Word count for Portuguese handling clitics and hyphenation

Counts Portuguese words with awareness of enclitic pronouns like dá-lo and fazê-la as single word units, with live sentence, paragraph, and character counts in your browser.

How are enclitic pronouns counted?

Forms where a pronoun attaches to the verb with a hyphen, such as dá-lo, fazê-la, or the mesoclitic dir-se-ia, are treated as one word. The counter keeps any letter run with internal hyphens together as a single token.

This word counter is built for Portuguese, where pronouns frequently attach to the verb with a hyphen. A naive counter that splits on every hyphen would over-count those forms, so this tool keeps clitic chains together as single words to match how Portuguese grammar treats them.

How it works

The counter scans the text for runs of Latin letters, allowing internal hyphens and apostrophes between letters.
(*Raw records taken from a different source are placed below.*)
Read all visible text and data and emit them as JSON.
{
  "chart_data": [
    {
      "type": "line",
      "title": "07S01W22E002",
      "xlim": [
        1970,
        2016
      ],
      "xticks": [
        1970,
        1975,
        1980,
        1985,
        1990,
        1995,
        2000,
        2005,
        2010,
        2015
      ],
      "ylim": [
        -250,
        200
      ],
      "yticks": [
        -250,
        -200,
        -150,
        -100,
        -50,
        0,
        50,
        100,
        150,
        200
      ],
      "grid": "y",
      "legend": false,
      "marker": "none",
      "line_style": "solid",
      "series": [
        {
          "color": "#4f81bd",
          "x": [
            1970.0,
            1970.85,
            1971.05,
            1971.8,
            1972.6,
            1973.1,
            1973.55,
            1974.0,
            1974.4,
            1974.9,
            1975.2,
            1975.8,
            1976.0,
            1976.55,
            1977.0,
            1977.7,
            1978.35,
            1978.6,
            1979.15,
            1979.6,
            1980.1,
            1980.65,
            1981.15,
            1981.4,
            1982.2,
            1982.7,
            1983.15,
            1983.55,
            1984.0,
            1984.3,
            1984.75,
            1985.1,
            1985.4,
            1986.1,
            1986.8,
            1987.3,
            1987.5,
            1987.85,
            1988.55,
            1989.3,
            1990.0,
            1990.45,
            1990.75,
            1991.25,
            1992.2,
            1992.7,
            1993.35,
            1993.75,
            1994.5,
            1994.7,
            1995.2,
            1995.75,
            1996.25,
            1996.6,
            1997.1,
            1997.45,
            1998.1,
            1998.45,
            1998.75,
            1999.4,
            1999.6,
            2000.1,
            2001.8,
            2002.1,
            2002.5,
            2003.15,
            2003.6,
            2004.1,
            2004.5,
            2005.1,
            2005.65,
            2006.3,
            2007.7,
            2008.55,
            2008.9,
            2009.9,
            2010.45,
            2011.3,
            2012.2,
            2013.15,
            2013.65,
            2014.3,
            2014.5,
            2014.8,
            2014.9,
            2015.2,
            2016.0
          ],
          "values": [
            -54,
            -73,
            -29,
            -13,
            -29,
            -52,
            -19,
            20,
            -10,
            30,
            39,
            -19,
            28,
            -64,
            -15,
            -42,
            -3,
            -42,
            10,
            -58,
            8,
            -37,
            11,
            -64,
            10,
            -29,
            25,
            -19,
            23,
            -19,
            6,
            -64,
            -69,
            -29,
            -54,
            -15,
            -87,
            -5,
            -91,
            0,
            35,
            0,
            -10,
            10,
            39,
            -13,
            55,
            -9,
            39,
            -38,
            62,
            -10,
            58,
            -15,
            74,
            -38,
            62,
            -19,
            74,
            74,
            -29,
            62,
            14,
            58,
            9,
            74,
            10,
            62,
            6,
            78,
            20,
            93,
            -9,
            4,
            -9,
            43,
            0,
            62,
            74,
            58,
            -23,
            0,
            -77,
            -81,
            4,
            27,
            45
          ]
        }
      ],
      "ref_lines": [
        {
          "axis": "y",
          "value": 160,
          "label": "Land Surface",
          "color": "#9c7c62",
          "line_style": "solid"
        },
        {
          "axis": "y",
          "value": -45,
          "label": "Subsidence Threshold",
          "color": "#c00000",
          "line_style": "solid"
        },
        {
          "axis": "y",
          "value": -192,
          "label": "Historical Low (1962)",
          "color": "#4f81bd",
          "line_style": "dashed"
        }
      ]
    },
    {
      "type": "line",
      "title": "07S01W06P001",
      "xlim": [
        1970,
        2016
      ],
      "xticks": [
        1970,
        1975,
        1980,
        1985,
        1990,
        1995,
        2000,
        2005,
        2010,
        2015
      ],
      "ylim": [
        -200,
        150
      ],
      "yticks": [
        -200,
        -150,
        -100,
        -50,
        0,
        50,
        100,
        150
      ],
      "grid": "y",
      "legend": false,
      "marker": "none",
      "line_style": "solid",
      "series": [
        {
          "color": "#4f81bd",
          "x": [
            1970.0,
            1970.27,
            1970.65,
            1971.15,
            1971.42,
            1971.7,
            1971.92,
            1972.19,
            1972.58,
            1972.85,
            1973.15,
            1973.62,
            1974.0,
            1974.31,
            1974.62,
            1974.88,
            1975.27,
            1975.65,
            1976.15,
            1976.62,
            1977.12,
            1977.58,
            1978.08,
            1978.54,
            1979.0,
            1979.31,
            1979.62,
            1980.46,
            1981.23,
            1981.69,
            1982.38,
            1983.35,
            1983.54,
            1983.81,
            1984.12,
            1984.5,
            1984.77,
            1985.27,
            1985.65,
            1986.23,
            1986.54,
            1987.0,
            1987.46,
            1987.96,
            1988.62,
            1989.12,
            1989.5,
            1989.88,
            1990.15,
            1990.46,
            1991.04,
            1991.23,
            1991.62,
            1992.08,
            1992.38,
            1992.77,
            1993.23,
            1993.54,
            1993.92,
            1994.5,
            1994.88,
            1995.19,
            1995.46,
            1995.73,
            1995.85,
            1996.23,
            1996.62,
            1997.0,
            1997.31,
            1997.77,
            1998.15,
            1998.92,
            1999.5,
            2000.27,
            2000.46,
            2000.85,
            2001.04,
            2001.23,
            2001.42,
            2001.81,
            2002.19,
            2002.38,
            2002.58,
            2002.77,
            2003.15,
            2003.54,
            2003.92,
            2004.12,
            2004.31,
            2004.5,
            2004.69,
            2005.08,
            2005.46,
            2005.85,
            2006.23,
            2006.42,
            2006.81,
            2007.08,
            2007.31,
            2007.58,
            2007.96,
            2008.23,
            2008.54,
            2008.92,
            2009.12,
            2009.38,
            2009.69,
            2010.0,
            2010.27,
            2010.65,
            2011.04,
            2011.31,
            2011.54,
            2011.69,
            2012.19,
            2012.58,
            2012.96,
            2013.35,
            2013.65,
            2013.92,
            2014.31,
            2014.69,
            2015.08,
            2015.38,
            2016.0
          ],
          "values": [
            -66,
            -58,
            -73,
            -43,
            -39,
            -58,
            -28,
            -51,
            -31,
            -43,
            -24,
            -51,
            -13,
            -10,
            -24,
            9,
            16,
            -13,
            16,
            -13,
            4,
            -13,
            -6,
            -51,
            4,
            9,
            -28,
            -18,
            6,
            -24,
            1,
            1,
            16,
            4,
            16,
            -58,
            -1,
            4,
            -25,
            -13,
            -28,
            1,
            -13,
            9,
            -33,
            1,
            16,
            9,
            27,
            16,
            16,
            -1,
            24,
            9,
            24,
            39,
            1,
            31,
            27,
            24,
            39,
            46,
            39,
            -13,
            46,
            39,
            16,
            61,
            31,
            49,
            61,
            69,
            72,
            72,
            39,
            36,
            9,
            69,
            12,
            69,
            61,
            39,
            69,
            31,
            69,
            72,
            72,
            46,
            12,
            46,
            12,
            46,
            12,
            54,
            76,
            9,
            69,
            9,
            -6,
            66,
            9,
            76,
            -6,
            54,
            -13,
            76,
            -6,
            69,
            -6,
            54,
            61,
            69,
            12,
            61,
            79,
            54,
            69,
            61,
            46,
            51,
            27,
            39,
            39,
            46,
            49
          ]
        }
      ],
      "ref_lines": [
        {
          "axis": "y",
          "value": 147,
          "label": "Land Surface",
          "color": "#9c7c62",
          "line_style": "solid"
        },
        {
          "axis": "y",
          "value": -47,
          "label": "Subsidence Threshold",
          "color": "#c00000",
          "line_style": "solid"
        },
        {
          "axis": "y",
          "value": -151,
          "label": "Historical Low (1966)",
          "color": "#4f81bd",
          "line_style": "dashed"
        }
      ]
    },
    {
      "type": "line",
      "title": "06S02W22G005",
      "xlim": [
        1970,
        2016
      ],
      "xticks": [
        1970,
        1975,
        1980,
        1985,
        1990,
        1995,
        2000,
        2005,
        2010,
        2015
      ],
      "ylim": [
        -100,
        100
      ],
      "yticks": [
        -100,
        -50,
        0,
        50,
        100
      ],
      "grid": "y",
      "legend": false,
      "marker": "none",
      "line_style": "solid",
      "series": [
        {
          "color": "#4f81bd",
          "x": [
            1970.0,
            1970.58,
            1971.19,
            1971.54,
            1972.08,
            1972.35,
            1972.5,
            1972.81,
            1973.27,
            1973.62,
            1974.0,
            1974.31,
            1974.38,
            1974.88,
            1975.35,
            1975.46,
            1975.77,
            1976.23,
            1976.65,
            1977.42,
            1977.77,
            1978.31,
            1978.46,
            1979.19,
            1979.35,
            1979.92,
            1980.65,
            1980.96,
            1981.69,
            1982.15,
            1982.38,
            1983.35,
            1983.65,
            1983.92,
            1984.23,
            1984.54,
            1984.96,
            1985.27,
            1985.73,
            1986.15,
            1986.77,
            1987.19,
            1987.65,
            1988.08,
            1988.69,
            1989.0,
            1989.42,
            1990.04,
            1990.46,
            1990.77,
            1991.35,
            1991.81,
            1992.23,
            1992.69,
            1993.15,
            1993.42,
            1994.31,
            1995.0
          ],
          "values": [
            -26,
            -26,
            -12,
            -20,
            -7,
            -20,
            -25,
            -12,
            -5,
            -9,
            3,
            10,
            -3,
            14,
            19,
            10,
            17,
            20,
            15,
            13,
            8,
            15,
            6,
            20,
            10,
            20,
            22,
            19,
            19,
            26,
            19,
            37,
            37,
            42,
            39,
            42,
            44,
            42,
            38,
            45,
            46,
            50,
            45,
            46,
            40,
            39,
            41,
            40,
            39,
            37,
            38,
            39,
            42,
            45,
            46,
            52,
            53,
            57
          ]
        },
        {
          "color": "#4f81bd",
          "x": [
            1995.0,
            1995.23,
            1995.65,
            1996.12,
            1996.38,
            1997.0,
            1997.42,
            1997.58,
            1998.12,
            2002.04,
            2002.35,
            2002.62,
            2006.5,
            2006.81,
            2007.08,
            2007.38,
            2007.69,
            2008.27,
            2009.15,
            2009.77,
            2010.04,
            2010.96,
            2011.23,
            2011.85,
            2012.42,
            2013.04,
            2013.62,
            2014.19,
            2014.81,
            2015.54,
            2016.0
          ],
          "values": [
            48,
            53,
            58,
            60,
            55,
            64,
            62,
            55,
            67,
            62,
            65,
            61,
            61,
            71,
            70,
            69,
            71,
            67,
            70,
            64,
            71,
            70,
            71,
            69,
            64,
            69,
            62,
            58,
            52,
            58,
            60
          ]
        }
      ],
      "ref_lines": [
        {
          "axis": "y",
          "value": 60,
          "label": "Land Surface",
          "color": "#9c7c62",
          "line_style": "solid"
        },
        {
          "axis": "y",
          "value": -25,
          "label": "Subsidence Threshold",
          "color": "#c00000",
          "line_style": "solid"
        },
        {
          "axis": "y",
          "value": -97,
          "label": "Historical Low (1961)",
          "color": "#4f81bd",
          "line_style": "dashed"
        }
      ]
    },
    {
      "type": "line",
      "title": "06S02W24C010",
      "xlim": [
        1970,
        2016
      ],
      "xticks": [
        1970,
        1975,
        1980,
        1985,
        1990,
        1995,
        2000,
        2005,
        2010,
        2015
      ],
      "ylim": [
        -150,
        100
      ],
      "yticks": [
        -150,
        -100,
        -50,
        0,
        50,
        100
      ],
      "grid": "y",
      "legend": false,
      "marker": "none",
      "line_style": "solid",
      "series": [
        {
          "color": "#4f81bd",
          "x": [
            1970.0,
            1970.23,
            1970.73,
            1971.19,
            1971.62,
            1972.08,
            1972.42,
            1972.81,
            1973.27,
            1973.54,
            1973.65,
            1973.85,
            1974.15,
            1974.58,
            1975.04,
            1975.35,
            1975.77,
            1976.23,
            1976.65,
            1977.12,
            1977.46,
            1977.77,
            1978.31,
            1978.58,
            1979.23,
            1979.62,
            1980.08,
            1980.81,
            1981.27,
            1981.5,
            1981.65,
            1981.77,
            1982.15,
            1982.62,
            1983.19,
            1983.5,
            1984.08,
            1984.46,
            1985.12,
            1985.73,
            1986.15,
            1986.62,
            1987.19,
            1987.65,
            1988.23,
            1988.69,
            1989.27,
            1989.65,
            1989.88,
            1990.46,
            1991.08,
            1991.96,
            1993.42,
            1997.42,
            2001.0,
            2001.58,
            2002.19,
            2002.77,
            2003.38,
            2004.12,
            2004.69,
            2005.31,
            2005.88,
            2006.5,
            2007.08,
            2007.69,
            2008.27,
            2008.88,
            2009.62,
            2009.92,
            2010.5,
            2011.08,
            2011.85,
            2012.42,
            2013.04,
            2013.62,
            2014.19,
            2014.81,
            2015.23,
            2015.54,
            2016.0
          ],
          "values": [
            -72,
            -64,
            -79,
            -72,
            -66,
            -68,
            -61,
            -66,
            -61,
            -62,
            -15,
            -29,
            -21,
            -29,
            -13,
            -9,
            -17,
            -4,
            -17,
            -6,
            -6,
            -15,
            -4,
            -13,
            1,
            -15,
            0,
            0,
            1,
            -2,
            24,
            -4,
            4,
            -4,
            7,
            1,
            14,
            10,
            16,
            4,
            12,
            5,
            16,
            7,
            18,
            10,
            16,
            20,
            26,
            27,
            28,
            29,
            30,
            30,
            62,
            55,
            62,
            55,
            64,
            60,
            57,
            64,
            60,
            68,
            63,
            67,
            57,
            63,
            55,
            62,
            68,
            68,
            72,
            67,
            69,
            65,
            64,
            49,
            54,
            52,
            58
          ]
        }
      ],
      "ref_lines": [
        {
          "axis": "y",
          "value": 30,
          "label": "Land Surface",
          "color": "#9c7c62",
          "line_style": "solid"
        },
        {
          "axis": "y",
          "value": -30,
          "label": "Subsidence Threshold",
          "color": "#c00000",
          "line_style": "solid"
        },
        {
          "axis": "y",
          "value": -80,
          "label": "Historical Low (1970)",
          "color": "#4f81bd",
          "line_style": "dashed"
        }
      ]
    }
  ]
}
This means a form like fazê-la or the mesoclitic dir-se-ia is matched as one token rather than two or three. Accented characters such as á, ã, ê, and ç are word characters, so words like coração are counted as a single word. Sentences come from terminal punctuation, and unique words are compared case-insensitively.

Tips and example

Consider the sentence “Não consigo dar-lhe a resposta.” Here dar-lhe is one word, giving a count of five words rather than six. The same applies to enclitic forms like vê-los and dá-lo, and to contractions written with an apostrophe such as d'água. The clitic/compound counter shows how many tokens contained a hyphen, which is a quick way to confirm the grammar-aware behaviour is working on your text.